Comentario al Veni Sancte Spiritus (X)

Flor

Luis Mª Mendizábal, Ex director Nacional del APOR | Las estrofas siguientes de la secuencia analizan esta acción del Espíritu que es purificadora y sanadora. El Espíritu purifica lo que está sucio, riega lo que está seco, sana lo que está herido, dobla lo que está rígido, calienta lo que está frio, endereza lo que está desviado. El obstáculo humano a la plenitud de la gracia de Dios tiene esos matices y puede expresarse con estos términos. No siempre son realidades diversas pues lo manchado es lo que es rígido al mismo tiempo y lo que es rígido es también lo que tiene características de frialdad y de desvío; lo que es suciedad es herida y la misma suciedad es frialdad y desvío.
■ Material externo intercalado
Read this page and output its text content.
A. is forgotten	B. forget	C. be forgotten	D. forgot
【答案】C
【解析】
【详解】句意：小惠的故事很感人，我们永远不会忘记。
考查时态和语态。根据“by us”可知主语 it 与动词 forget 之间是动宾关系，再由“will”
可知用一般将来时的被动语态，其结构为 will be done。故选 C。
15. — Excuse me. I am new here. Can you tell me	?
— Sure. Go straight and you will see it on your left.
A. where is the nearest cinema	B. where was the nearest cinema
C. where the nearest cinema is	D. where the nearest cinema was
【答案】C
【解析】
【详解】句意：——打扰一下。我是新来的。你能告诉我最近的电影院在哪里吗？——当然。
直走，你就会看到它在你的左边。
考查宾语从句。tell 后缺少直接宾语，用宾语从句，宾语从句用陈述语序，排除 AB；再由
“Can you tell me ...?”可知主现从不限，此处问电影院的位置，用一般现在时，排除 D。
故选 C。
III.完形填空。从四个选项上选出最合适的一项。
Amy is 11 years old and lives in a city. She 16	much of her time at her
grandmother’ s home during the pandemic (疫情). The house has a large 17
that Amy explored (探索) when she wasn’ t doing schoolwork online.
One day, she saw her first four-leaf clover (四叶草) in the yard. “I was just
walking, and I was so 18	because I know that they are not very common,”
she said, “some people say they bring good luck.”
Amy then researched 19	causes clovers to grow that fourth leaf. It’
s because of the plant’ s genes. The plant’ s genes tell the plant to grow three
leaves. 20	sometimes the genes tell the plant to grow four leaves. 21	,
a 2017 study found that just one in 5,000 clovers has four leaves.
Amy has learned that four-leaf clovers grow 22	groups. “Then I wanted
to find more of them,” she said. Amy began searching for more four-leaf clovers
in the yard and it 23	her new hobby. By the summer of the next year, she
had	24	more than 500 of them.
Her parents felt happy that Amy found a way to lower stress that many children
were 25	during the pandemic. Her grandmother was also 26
Pero no solo significa esto sino que toda esta obra del Espíritu –que se llama fuego purificador, agua viva, calor vital y rectitud sin rigidez– se realiza en todos los niveles de la vida espiritual. En el grado en que la luz beatísima se nos comunica, en ese mismo instante nos ilumina porque toda comunicación del Espíritu trae consigo abundancia de inteligencia penetrante. Y lo que preferentemente ilumina es, junto con la presencia cierta y consoladora de la caridad de Dios que nos envuelve misteriosamente, el fondo de nuestra miseria. La luz beatísima pone al rojo vivo la conciencia de nuestra imperfección y de nuestro fondo junto con un deseo de purificación y con la confianza cierta de que Espíritu Santo la llevara a cabo.

Tan segura y confiada es la oración en el Espíritu que asume características de imperativo amoroso: purifica lo que está manchado, riega lo que está seco, sana lo que está herido. Manchado significa muchas cosas en general se refiere a la suciedad pero el termino latino de la secuencia es sórdido y muchas veces en nuestro lenguaje se llama sórdida particularmente a la avaricia, a la avidez del amor propio. Nosotros llevamos, dentro de nosotros, un poco de estas cosas: suciedad, avaricia, amor propio… Esta miseria nuestra nunca debe desconcertarnos ni llevarnos a perder el equilibrio, es una realidad. Su presencia o su manifestación va desvelándose en nuestra debilidad interior pero no debemos interpretarla como una frustración del plan divino sobre nuestras almas pues el Señor cuenta con todo ello. Cuando el Señor te ha escogido lo conocía ya, no es que se entere ahora de tus reacciones, de la realidad de tu pequeñez, de tu miseria, de tu corazón manchado… Todo esto no es ninguna sorpresa para El, ni queda maravillado por su existencia. Al contemplar tus debilidades no dice: ‘¡me has defraudado!’ o ‘¡no esperaba de ti tales sentimientos!’ Porque nuestras limitaciones y nuestras miserias como tales no frustran los planes de Dios.

Hoja

Podemos colaborar con el Señor en este trabajo de purificación, es más, debemos hacerlo con todas nuestras fuerzas. Hemos de colaborar en la purificación de nuestras avaricias, de nuestro amor propio, pero con paz. Sabiendo que la obra más que nuestra ha de ser del Espíritu Santo. Se trata de que vayamos deseándole, tratando sinceramente de conformarnos con El y dejar actuar sus impulsos sobre nuestra alma. Nosotros podemos –con términos muy humanos– barrer nuestra alma con nuestro trabajo o con los exámenes de conciencia, pero la acción del Espíritu se asemeja a fregar, a lavar con lejía o con detergente, a una purificación más radical que anhelamos y tanto más anhelamos cuanto más esa suciedad se nos escapaba.

Por otro lado su Presencia, la que nos ha venido de la luz del Espíritu, se hace insufrible aun para las impurezas humanamente pequeñas. El Espíritu Santo no es un don tranquilo. El primer signo infalible de su autenticidad es la de purificar dolorosamente al ser que invade. Donde hay Espíritu, allí hay purificación interior. No puede dejar reposado y sereno al hombre en su medianía, en su tibieza. Como fuego purificador asalta toda la roña de orgullo, impureza, sensualidad, egoísmo, avaricia, pereza, villanía del alma. Nuestra opacidad puede resistir y debatirse en su crisol pero si de verdad está el Espíritu Santo no le dejara en paz. Por tanto si hay impureza acogida, no molestada, y hasta justificada con maravillosas acrobacias dialécticas, entonces, no está ahí el fuego del Espíritu, la luz beatísima que llega hasta lo hondo del corazón.

Esta purificación suele operarse con frecuencia por medio de la acción desagradable de las pruebas interiores soportadas con fervor o al menos soportadas con solidez de la fe, porque el fervor mismo purifica ya el corazón de las faltas cotidianas inevitables que, por otro lado, nunca deben desanimarnos.